Growing Zones and Seasonal Crops

Next, make a list of your favorite vegetables by season. Head over to the USDA website to see what growing zone you are in. This will be your guide when you are buying seeds. If you find a cold hardy variety that is rated for Zones 4-6 and you live in Zone 9 it likely will not grow where you are.

It is important to learn what plants grow in the cool, warm and hot seasons. Spring crops such as broccoli, cabbage and other greens like cool weather and will benefit from light frost but if you live in South Carolina like me where we have very temperate winters, you can almost grow these vegetables all winter long! Focus on purchasing seeds for your cool weather crops first. Artichoke, Broccoli, Cabbage, Cauliflower, Greens (Kale, Collard, Mustard), Lettuce, Carrots, Beets, Turnips, Radish, Spinach and Cilantro are all cool season crops. They grow best when the soil is around 50 degrees and will often sweeten in flavor with a light frost.

Some growers do not delineate warm season crops and hot season crops, but in South Carolina where the summer heat can get extreme, many of the vegetables that like temperate climates (squash, beans, zucchini) wither up under the heat. So, I always plan to plant those in middle spring (April) and know that by July they will be finished. Hot weather crops like okra, melons and sweet potatoes thrive in the heat and do not tolerate any cool weather. These are best direct seeded in May/June. Then tomatoes, peppers and eggplant have always been resilient. My established pepper plants survived the summer heat up until late November 2022 when we harvested the last batch of jalapeños!

To save some money on seeds, focus on the vegetables that you need to start right now! Cool season crops and warm season crops that need to be started indoors should come first. Then save up some more money the following months and make sure to purchase the rest of your seed by March or April.

To split it up throughout the year, I like to purchase cool season seeds in July so that I can grow them for a fall, winter and spring harvest, then come January (hello, Christmas money) I can purchase warm and hot season crops.

Space Planning

One of my favorite parts of having the large garden at our farm was planning out the 1.5 acre space and dreaming about all of the delicious veggies! Moving from that to having less than half an acre in the middle of the city has been a welcome challenge. Our first year we only grew in raised beds and containers. Then in 2022 we decided to cut down some invasive trees and build a 500 sq ft in ground garden. It gave us a lot more wiggle room with crops. Buying enough (or too much) seeds to fill space in the garden can be a challenge but familiarizing yourself with companion plants and what not to plant near each other is an important step of planning.

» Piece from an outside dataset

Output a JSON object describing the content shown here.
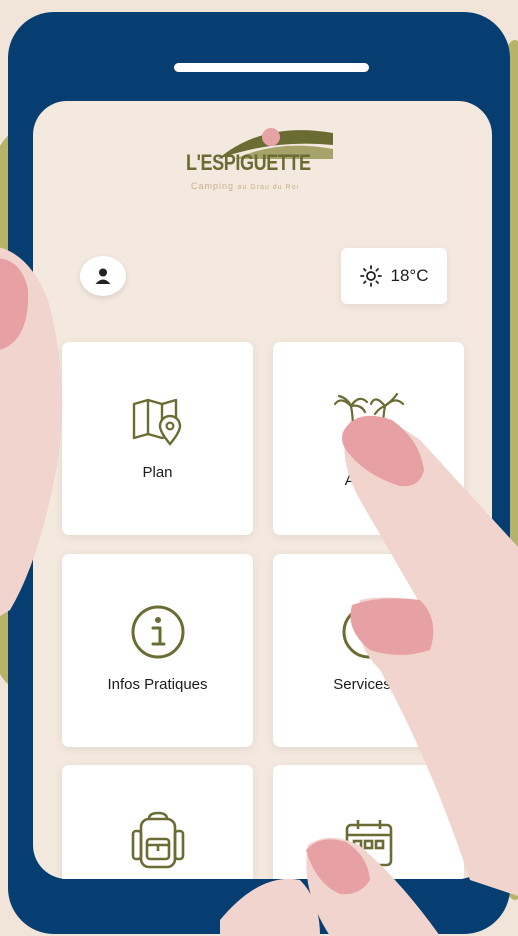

Vining crops such as sugar snap peas, beans, melons and winter squash can be grown vertically to take up less space in the garden. Making an archway out of winter squash or beans is a really cool garden feature and thankfully there are many free ideas out there already! I have used an old wooden ladder to let cucumbers grow on and it became such a unique feature that we continue to incorporate in it the garden.

Start where you are and use what you have available to you. Planning a garden does not have to be super complicated. Leftover pots from nursery plants or free 5 gallon pickle buckets can make great containers for plants like summer squash, tomatoes and even potatoes. Old fencing (like hardwire) and broken ladders can easily become something to let your crops grow on. I have even seen people use old pallets propped up diagonally to grow cucumbers on. Get creative, utilize space and lean on places like Pinterest and Google images to find something that could work for you and your budget.

Gardening can be accessible to everyone, it just might take a little creativity to get there!